Ketika negara menguasai seluruh sumber daya, maka tidak akan ada lagi elemen masyarakat yang independen, baik itu institusi media, organisasi masyarakat, atau lembaga ilmu pengetahuan. Tidak ada pihak yang dapat memberi pelayanan publik dalam bentuk kritik kepada pemerintah, atau membongkar kebohongan yang diucapkan oleh penguasa, karena seluruh elemen mayarakat hidup di bawah belas kasihan pemerintah.

Praktik disinformasi ini menjadi sangat berbahaya ketika muncul bencana yang dapat mengancam keselamatan jiwa ribuan hingga jutaan orang, seperti bencana nuklir atau pandemik penyakit. Ketika infomasi mengenai bencana tersebut ditutup-tutupi, atau publik diberikan informasi palsu, hanya demi menyelamatkan nama baik penguasa, maka kebijakan untuk memitigasi dampak negatif dari bencana tersebut musthil dapat dilakukan.

Selain itu, ketika masyarakat tidak mendapatkan informasi yang benar, tentu mereka tidak akan dapat melakukan tindakan pencegahan yang tepat untuk menyelamatkan nyawa mereka. Hal tersebut tentu akan kian memperparah korban jiwa yang jatuh akibat bencana tersebut.

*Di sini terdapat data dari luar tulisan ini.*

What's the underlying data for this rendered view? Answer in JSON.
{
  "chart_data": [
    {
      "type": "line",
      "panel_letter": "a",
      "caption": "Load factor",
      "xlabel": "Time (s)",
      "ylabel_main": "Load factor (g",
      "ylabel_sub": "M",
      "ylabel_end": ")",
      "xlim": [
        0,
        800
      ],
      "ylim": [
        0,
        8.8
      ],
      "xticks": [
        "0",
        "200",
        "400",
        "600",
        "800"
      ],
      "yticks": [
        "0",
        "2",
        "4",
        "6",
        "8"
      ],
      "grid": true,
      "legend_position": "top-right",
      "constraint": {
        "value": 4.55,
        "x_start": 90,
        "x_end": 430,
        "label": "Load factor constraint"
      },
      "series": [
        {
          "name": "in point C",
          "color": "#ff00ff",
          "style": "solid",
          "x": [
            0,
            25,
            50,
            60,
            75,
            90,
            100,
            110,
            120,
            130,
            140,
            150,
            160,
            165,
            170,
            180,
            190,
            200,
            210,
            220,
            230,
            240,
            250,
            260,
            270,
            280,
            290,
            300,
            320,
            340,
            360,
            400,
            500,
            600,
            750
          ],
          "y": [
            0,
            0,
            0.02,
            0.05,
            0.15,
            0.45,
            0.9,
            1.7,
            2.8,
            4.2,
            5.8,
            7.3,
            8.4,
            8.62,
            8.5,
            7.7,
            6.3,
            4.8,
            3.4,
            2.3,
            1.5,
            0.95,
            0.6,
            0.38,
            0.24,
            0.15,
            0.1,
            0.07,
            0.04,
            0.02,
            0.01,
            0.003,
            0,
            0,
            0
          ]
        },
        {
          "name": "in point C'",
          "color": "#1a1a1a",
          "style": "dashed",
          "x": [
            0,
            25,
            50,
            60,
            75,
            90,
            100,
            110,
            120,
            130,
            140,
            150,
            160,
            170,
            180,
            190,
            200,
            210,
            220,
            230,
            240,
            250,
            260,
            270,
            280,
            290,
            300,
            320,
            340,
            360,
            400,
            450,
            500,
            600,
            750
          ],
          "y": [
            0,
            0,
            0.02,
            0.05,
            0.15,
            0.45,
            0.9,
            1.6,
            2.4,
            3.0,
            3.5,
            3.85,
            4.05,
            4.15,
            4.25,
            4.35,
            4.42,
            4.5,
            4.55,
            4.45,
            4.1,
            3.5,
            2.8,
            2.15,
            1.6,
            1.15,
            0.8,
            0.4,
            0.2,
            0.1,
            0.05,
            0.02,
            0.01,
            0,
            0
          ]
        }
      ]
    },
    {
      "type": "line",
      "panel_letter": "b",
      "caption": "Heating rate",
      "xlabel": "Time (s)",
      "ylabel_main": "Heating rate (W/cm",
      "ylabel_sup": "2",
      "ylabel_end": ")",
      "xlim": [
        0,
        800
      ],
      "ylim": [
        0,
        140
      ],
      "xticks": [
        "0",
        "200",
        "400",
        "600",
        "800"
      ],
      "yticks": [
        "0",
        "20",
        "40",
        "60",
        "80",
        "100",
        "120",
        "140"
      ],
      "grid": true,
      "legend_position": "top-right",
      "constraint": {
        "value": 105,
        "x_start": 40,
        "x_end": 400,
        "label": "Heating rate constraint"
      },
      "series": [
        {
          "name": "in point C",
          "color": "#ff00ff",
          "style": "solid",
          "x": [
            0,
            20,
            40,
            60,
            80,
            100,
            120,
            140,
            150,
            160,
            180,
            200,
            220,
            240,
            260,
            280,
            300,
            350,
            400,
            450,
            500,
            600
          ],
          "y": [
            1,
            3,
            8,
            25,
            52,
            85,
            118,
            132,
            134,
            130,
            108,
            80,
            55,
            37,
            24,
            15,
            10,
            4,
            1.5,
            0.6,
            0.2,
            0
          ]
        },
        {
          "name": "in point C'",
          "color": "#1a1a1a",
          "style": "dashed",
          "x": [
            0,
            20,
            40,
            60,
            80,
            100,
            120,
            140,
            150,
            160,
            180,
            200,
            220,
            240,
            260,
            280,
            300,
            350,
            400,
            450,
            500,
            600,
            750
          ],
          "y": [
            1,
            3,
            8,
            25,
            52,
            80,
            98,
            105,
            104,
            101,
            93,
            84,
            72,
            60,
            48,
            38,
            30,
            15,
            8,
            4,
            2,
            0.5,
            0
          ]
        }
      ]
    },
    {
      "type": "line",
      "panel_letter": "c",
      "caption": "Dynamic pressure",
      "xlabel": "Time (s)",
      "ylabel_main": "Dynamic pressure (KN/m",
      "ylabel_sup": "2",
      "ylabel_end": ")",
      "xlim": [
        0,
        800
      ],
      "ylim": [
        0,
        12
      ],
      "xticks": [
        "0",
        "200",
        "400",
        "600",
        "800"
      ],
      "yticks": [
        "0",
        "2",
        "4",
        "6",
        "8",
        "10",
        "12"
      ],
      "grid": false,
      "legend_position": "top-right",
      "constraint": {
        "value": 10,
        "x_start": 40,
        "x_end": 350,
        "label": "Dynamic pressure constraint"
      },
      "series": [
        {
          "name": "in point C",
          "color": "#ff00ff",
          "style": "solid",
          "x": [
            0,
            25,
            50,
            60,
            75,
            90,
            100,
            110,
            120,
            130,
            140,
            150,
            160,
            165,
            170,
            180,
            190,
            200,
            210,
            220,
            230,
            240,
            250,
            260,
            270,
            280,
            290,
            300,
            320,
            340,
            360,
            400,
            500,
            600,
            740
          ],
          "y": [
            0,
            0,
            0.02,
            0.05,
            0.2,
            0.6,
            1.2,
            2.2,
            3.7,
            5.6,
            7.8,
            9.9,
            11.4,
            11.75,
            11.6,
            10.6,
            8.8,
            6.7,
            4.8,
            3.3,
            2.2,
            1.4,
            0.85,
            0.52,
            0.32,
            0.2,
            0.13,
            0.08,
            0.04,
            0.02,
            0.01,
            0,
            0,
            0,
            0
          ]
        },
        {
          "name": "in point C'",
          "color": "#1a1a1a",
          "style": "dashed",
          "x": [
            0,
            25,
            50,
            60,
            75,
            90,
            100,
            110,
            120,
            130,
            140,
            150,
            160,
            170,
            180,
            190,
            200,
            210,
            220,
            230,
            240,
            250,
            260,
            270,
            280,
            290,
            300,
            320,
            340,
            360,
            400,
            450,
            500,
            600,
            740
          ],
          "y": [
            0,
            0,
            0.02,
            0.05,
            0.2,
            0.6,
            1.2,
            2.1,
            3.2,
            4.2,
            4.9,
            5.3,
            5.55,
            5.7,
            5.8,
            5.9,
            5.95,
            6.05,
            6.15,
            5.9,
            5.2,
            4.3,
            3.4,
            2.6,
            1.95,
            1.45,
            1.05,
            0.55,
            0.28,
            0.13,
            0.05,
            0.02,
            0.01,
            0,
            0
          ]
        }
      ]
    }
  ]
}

Transparansi pemerintah hanya dimungkinkan bila ada elemen masyarakat yang independen, yang memberi kritik dan kontrol terhadap mereka yang memiliki wewenang untuk berkuasa. Dan elemen masyarakat yang independen hanya bisa hadir bila mereka memiliki sumber daya yang memadai, yang memungkinkan elemen masyarakat tersebut untuk melakukan kritik dan kontrol terhadap para pejabat negara.

Itulah mengapa, negara-negara sosialis di seluruh dunia selalu penuh dengan kerahasiaan dan tertutupnya informasi. Karena melalui hal tersebut, para penguasa dapat melakukan kontrol penuh terhadap masyarakat yang hidup di bawah cengkraman mereka.